E proprio in questa carne ( "sarx" ) egli è stato sottoposto a terribili torture e infine crocifisso: "Fu crocifisso, morì e fu sepolto".

Il testo conciliare sopracitato completa ancora questa immagine quando dice: "Ha lavorato con mani d'uomo, ha pensato con mente d'uomo, ha agito con volontà d'uomo, ha amato con cuore d'uomo" ( Gaudium et Spes, 22 ).

3. Rivolgiamo oggi una particolare attenzione a quest'ultima affermazione, che ci fa entrare nel mondo interno della vita psicologica di Gesù.

Egli provava veramente i sentimenti umani: la gioia, la tristezza, lo sdegno, la meraviglia, l'amore.

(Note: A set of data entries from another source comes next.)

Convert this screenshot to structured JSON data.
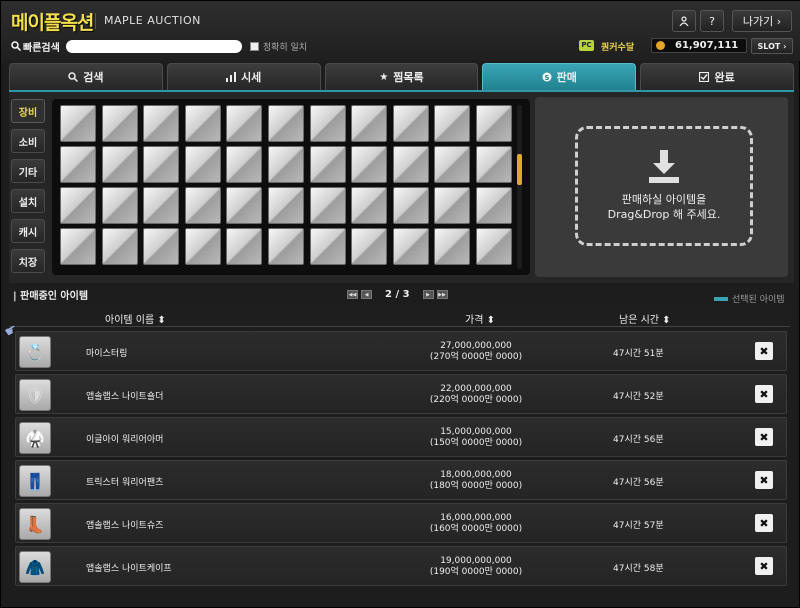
{
  "header": {
    "logo": "메이플옥션",
    "subtitle": "MAPLE AUCTION",
    "profile_icon": "person-icon",
    "help_label": "?",
    "exit_label": "나가기 ›"
  },
  "search": {
    "label": "빠른검색",
    "value": "",
    "exact_label": "정확히 일치"
  },
  "wallet": {
    "pc_badge": "PC",
    "currency_label": "퀀커수달",
    "meso": "61,907,111",
    "slot_label": "SLOT ›"
  },
  "tabs": [
    {
      "label": "검색",
      "icon": "search-icon"
    },
    {
      "label": "시세",
      "icon": "bar-chart-icon"
    },
    {
      "label": "찜목록",
      "icon": "star-icon"
    },
    {
      "label": "판매",
      "icon": "coin-icon"
    },
    {
      "label": "완료",
      "icon": "check-box-icon"
    }
  ],
  "categories": [
    "장비",
    "소비",
    "기타",
    "설치",
    "캐시",
    "치장"
  ],
  "dropzone": {
    "line1": "판매하실 아이템을",
    "line2": "Drag&Drop 해 주세요."
  },
  "selling": {
    "title": "판매중인 아이템",
    "page": "2 / 3",
    "legend": "선택된 아이템",
    "columns": {
      "name": "아이템 이름 ⬍",
      "price": "가격 ⬍",
      "time": "남은 시간 ⬍"
    }
  },
  "items": [
    {
      "name": "마이스터링",
      "price": "27,000,000,000",
      "price_kr": "(270억 0000만 0000)",
      "time": "47시간 51분",
      "icon": "ring-icon"
    },
    {
      "name": "앱솔랩스 나이트숄더",
      "price": "22,000,000,000",
      "price_kr": "(220억 0000만 0000)",
      "time": "47시간 52분",
      "icon": "shoulder-icon"
    },
    {
      "name": "이글아이 워리어아머",
      "price": "15,000,000,000",
      "price_kr": "(150억 0000만 0000)",
      "time": "47시간 56분",
      "icon": "armor-icon"
    },
    {
      "name": "트릭스터 워리어팬츠",
      "price": "18,000,000,000",
      "price_kr": "(180억 0000만 0000)",
      "time": "47시간 56분",
      "icon": "pants-icon"
    },
    {
      "name": "앱솔랩스 나이트슈즈",
      "price": "16,000,000,000",
      "price_kr": "(160억 0000만 0000)",
      "time": "47시간 57분",
      "icon": "shoes-icon"
    },
    {
      "name": "앱솔랩스 나이트케이프",
      "price": "19,000,000,000",
      "price_kr": "(190억 0000만 0000)",
      "time": "47시간 58분",
      "icon": "cape-icon"
    }
  ],
  "colors": {
    "accent": "#2f97a7",
    "logo": "#f4e04a",
    "scroll": "#e0a92c"
  }
}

Leggiamo per esempio che "Gesù esultò nello Spirito Santo" ( Lc 10,21 ); che pianse su Gerusalemme: "Alla vista della città, pianse su di essa, dicendo: « Se avessi compreso anche tu, in questo giornòla via della pace »" ( Lc 19,41-42 ); pianse anche dopo la morte del suo amico Lazzaro: "Quando vide ( Maria ) piangere e piangere anche i giudei che erano venuti con lei, si commosse profondamente, si turbò e disse: « Dove l'avete posto? ».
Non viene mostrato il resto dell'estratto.